Call for Proposals: Special Issue of Ecclesial Practices

Ecclesial Practices invites article proposals for a special issue oriented around emerging questions in ethnographic fieldwork in Christian Ethics. Abstracts are due June 30, 2019, with full manuscript drafts due September 30, 2019 in time to workshop them in the fall over video conference. Abstract submissions should be sent to: FieldworkinEthicsSCE@gmail.com. Questions can be directed to Sara Williams (sara.williams@emory.edu) or Mike Grigoni (michael.grigoni@duke.edu).

——-

While fieldwork of some sort has long been a part of of social ethics and congregational studies, in the past fifteen years an increasing number of scholars in Christian ethics have embarked on innovative research projects utilizing participant observation, interviews, and other methods of qualitative analysis. New book series have launched such as the T&T Clark Studies in Social Ethics, Ethnography and Theology; distilling volumes have been published like Vigen and Scharen’s Ethnography as Christian Theology and Ethics; and the journal of Ecclesial Practices sustains conversations in this burgeoning field.

Although sharing common ground in the use of ethnographic methods, the theological impetus for these projects remain diverse. Post-liberals, who affirm that the church is the primary locus of God’s action in the world, have looked to ecclesial practices as sites of revelation. Liberationists, who affirm God’s preferential option for the poor, have looked to movements for justice in which the marginalized act as subjects for paradigms of ethical and political praxis. While this account of these strands—post-liberal and liberationist—is limited in its descriptive scope, it offers a quick way to organize the diverse projects of Christian ethicists who use ethnographic methods. Beyond methodological overlap, both strands agree that ethnographic methods provide a mode of attending to God’s action in history, variously construed.

Yet, laying bear the overlap as simply (and crassly) as this raises fundamental theological questions. Whether post-liberal or liberationist, these projects gather under a cultural turn that aims to evade the problem of normativity after Lessing’s ditch. Can ethnography succeed where other methods have failed to resolve the persistent gap between fact and norm, between description and prescription, between fallible human utterance and divine Word?

This special issue of Ecclesial Practices aims to take up these fundamental theological problems. The essays sought will both demonstrate ongoing ethnographic research and address the questions of the call: how to relate the post-liberal and liberationist motivations behind this work, and/or the gap between fact and norm. The best submissions will embrace the sense that the “ethnography is the theory” in showing (rather than telling) how it draws upon the specific empirical work of scholars pushing methodological boundaries, while also engaging this constellation of fundamental questions.

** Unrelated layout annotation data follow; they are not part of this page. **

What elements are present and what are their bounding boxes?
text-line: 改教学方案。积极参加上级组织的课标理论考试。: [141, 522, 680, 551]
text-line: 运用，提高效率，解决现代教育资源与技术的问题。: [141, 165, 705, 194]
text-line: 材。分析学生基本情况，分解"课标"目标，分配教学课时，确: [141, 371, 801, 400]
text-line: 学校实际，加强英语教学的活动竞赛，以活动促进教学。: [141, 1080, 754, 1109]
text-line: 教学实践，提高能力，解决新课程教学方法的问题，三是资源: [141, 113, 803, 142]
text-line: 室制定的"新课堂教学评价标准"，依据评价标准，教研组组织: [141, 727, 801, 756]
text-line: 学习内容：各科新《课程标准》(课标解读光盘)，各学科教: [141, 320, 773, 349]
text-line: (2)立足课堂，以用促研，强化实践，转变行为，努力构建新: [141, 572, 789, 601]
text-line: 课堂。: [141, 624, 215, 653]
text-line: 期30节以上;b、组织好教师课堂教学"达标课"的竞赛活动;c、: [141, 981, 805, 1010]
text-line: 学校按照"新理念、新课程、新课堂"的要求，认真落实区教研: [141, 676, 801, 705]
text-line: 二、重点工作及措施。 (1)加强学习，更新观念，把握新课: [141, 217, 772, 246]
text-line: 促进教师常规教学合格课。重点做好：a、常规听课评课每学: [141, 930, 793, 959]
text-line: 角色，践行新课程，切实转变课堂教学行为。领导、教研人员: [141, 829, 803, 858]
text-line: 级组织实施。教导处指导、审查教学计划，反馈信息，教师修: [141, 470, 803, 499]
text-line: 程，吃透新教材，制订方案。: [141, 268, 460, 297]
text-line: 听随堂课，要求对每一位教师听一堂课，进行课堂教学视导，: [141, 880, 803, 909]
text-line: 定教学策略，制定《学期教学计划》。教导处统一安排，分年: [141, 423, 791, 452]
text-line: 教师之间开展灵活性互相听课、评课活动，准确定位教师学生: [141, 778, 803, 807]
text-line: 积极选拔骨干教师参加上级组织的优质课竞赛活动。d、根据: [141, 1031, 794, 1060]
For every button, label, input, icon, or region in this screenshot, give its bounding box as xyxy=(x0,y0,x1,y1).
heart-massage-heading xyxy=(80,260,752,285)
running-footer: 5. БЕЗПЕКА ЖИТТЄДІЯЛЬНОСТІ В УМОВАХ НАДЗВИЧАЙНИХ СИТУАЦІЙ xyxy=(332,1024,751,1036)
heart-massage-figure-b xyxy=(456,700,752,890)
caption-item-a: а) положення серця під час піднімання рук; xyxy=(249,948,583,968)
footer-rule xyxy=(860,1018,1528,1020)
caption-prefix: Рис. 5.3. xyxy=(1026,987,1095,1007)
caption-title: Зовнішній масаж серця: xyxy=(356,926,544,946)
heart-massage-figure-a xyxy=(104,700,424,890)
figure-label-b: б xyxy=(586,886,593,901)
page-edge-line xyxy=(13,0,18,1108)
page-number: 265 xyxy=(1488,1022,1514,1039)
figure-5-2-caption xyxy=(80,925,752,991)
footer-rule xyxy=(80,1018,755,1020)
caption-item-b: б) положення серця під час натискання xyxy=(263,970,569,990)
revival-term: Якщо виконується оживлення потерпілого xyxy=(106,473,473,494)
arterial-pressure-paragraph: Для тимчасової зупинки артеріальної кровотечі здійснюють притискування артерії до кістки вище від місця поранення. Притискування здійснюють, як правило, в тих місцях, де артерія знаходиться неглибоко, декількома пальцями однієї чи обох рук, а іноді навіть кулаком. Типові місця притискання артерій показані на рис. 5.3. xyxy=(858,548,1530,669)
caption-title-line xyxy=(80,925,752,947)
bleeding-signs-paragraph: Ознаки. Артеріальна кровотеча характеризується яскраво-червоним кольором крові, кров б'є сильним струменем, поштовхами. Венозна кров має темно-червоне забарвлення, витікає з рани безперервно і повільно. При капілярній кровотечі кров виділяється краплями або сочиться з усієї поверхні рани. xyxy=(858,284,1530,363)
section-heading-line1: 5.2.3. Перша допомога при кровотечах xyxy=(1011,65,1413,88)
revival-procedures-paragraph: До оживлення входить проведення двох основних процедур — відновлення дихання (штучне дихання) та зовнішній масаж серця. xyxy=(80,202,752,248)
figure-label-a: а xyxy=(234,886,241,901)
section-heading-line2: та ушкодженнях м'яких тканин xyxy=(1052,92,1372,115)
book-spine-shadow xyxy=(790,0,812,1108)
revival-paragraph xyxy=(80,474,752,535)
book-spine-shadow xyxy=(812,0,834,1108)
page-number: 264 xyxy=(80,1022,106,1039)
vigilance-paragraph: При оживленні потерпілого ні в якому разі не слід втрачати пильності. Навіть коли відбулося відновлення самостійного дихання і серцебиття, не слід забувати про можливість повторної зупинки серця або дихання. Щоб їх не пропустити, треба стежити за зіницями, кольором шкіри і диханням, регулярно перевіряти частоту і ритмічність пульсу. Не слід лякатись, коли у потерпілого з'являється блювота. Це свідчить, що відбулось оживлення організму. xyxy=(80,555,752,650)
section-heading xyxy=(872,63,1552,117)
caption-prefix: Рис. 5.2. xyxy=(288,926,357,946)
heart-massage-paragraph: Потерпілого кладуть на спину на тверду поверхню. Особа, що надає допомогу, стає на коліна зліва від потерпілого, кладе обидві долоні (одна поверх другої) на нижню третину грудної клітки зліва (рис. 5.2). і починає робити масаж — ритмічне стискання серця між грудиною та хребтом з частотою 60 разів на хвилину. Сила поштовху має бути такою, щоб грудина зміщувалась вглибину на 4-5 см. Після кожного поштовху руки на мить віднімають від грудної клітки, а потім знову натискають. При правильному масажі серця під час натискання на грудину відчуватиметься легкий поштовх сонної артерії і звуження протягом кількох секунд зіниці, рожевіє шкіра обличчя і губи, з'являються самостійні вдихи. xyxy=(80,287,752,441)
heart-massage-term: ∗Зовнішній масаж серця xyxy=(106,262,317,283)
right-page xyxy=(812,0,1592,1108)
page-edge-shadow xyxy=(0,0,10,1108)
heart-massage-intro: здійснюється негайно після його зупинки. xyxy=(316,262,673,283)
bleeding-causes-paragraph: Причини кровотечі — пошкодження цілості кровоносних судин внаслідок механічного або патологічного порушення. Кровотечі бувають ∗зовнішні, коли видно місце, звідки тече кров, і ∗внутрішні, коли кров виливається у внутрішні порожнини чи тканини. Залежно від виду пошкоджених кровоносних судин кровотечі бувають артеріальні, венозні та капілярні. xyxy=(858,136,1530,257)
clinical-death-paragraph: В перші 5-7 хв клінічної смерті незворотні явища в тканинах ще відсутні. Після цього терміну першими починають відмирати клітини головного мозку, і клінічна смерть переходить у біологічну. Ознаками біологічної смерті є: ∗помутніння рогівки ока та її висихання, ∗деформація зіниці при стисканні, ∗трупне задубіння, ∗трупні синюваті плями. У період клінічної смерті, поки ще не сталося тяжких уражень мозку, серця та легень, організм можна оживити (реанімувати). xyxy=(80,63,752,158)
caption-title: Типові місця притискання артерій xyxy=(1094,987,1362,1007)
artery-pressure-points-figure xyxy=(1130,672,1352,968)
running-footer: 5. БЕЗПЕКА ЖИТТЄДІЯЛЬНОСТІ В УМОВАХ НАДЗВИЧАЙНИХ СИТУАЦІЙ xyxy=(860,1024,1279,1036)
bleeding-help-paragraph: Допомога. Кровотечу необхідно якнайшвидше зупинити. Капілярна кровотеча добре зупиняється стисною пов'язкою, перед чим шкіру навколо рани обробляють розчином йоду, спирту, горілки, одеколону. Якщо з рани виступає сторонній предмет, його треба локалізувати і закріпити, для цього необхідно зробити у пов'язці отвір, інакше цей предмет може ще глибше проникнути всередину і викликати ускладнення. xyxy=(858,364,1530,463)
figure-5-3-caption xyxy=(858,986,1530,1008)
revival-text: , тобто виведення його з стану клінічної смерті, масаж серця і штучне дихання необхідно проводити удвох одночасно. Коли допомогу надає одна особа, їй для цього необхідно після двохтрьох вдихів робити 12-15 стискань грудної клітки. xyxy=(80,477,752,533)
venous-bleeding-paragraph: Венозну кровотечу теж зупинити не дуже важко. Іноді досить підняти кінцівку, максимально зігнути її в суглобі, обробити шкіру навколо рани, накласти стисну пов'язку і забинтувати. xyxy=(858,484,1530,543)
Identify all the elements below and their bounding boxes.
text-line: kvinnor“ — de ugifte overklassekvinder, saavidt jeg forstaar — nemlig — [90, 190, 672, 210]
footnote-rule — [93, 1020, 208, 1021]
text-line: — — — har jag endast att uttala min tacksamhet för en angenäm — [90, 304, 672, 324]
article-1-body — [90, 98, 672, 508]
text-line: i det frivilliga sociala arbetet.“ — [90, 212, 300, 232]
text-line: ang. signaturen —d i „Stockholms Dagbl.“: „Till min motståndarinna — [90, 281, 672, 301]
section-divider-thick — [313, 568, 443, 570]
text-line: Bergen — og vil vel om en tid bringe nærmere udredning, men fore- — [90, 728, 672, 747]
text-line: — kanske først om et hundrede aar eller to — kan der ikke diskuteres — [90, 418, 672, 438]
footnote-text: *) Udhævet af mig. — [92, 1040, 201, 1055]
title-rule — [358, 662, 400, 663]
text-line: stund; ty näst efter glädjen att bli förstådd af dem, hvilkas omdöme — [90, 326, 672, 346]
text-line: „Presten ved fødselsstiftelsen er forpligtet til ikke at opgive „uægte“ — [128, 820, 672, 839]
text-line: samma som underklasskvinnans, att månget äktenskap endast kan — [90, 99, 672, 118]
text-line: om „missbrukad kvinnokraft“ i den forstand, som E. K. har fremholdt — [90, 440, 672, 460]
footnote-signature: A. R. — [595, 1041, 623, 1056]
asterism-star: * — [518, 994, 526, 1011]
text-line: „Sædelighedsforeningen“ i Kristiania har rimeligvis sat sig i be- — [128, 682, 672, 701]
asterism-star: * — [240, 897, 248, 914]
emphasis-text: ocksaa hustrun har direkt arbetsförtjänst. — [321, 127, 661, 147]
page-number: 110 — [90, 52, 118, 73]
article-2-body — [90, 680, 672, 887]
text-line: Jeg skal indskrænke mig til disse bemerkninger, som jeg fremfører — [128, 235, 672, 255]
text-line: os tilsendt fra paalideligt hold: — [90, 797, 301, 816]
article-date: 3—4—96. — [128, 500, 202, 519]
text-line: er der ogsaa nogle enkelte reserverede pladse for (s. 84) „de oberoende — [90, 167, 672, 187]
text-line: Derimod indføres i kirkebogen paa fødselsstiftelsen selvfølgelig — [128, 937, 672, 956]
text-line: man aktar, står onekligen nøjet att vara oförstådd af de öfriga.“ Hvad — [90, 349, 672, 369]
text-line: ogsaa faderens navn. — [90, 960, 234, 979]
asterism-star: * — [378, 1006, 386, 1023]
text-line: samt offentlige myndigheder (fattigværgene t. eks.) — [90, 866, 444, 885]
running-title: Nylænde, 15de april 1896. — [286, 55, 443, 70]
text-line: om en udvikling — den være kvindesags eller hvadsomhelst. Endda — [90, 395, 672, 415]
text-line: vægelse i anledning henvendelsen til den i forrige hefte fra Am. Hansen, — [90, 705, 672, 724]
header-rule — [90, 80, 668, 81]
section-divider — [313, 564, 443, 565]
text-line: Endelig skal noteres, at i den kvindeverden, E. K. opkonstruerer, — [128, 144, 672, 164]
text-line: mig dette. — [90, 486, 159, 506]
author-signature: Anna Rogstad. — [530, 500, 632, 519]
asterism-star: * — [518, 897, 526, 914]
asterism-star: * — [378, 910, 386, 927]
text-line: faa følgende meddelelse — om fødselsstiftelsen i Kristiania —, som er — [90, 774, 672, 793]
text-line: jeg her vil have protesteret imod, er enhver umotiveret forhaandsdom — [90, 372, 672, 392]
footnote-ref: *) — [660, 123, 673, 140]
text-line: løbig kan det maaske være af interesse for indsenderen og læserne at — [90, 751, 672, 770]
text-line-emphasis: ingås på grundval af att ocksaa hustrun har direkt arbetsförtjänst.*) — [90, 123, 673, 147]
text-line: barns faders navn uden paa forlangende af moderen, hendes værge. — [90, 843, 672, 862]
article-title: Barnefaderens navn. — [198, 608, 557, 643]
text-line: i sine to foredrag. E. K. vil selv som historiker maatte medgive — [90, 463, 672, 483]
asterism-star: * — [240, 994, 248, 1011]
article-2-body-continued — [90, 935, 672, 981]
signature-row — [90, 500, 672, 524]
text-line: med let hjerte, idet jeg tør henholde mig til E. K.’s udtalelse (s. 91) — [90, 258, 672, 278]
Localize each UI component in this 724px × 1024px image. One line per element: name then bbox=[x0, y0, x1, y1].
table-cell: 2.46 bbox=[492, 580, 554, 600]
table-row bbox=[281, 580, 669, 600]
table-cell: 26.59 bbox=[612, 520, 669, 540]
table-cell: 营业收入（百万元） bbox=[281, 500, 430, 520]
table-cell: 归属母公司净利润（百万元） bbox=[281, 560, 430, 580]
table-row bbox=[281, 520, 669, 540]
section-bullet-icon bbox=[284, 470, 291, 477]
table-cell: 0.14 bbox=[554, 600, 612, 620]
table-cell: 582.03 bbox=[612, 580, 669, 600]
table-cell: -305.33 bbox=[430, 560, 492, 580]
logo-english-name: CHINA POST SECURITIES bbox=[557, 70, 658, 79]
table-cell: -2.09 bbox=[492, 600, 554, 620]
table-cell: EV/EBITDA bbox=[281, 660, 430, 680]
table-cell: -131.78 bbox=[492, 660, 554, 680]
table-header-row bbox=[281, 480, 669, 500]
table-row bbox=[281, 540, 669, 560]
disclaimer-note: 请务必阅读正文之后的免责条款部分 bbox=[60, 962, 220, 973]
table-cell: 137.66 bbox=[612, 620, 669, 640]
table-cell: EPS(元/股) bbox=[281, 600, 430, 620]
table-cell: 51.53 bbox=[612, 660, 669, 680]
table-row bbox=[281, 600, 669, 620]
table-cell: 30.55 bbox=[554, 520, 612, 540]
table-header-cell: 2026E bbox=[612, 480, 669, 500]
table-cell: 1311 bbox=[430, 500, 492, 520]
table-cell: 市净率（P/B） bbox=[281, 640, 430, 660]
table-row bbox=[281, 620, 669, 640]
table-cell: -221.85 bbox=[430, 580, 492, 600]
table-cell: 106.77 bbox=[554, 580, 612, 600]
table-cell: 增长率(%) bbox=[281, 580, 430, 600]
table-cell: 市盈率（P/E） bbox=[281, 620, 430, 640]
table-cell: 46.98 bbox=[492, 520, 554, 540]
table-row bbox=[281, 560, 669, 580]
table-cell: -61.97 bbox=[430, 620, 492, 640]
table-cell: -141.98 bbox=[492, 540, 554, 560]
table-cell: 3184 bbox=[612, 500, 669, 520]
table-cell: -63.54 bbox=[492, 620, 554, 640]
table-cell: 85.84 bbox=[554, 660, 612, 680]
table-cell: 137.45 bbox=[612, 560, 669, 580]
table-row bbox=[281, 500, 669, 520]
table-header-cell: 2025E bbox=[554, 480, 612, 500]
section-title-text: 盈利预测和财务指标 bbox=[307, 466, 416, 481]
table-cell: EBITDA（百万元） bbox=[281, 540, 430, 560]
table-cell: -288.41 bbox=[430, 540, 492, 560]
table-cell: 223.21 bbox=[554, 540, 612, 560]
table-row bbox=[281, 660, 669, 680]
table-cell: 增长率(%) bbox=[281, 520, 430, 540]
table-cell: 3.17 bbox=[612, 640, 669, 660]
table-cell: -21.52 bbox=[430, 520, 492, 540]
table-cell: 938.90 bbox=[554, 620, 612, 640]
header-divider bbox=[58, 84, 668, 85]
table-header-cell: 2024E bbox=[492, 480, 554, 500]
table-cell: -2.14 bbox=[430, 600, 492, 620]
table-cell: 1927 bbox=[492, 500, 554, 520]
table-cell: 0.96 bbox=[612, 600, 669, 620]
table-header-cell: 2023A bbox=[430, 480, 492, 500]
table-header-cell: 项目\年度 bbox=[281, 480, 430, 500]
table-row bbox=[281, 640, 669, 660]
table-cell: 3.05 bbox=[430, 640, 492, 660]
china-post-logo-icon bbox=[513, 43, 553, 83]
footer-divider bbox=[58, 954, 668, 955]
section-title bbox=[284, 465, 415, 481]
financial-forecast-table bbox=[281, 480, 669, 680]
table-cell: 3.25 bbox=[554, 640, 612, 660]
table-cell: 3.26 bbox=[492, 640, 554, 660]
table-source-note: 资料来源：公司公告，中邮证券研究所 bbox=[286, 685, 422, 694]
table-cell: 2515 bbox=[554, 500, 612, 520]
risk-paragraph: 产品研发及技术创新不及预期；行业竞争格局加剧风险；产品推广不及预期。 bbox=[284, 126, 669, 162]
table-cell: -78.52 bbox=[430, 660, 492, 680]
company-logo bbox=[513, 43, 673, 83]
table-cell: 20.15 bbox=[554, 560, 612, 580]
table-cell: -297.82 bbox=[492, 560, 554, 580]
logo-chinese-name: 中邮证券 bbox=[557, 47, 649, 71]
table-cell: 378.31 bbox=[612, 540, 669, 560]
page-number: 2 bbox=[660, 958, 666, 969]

At root, we seek to explore to what ethnographic methods enable us to attend, the limits of that attention, and how a truly ethnographic theology and ethics might hold the tension between fact and norm together.

Please submit proposals for articles by June 30, 2019 to FieldworkinEthicsSCE@gmail.com. Proposals should include a 300-word article abstract and a 300-word explanation to how your ethnographic research speaks to questions raised in the CFP. Full article manuscript drafts will be due by September 30, 2019 in advance of video conference draft workshops in Fall 2019. Participation in fall 2019 video conference workshops (dates and time TBD by group) and the 2020 SCE Fieldwork in Ethics interest session is required for accepted papers.